His smile was lovely. She enjoyed looking at it.
“Thank you thank you. That’s tremendous of you.” What an odd thing to say. She
laughed, forgetting to keep with her regimented straight-faced program.
“I’m Harry.”
“Genevieve. Call me Gen.”
She held her phone tightly, this coded purse housing a precious string of numbers. She
would text him, see how the studying went. He wasn’t particularly special, not really. It’s just
that, no guy had ever apologized that many times to her before. She watched him wash away
into the crowd.
***
After school, when the teachers have meandered away and the other kids had skulked
off, Harry sat in an empty classroom, speaking. Gen burst in quickly and laughed to hear the
Chinese characters drying on his mouth. She greeted him.
“Ni hao, Harry.”
“Zhong wen te bie nan xue,” he lamented. Chinese was a hard language to learn.
“Wo zhi dao.” She knew.
They worked at it for an hour. Harry wound his way through the new characters,
successfully pronouncing the twenty new phrases. He was so pleased.
“I didn’t know I’d get this far in ten lessons. At this rate, I’ll be fluent in another month!”
Harry beamed at her gleefully. The pause that followed slid down Gen’s cheek.
His eyes turned complicated, sorry for something he didn’t yet understand.
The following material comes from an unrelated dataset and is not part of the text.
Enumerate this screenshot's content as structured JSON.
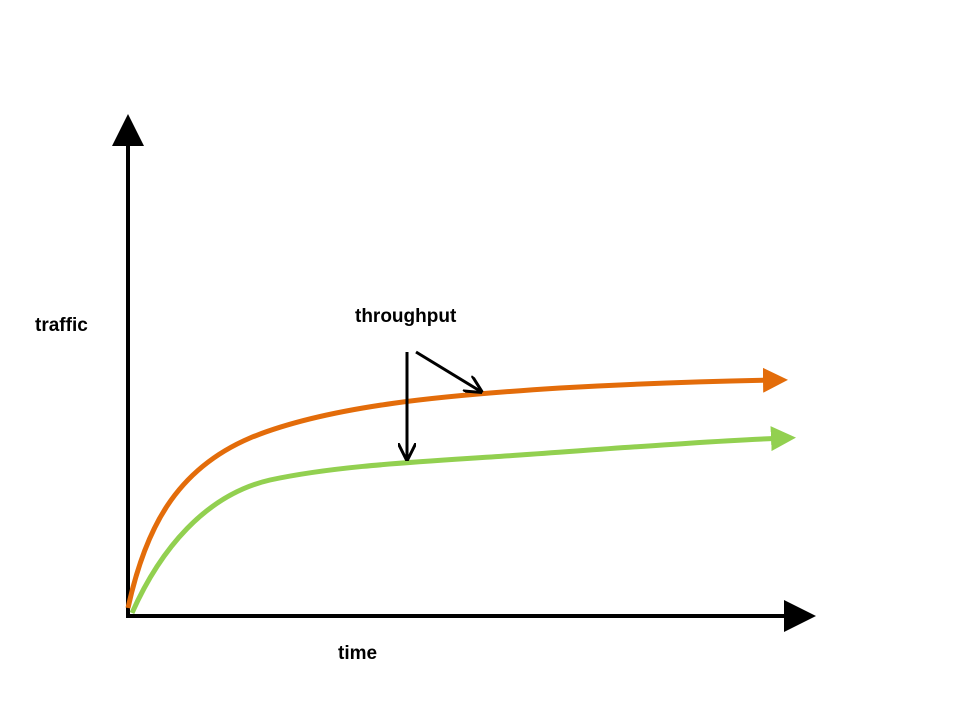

So Gen told
him. How awkward she felt, explaining to someone else that her world would soon lose its
sound. Tutoring would be decidedly harder without her hearing. She invited him to come to her
house anyway, speak with her parents instead. She sighed.
“Besides, my mom’s pronunciation is far better than mine.”
He looked sad. Harry dropped his pencil and swore. She felt very strongly about two
things at once.
“You shouldn’t swear,” she said, unconvincingly.
“Sorry,” he said, “It’s a nasty habit.”
They sat quietly for a little while. Harry watched her biting her lip, the small angry
puncture marks of things she wouldn’t say.
“You know, swearing’s awful fun. You should try it.”
She sat up in surprise.
“Okay.”
They spent the afternoon in wild delight, trying out an assortment of words. She laughed
between mouthfuls of zippy sentences, making up quickly for how little she had tried. Long after
Harry had stopped, she kept right on, spitting out the colorful language in her own voice,
listening joyfully as it filled the space of the room.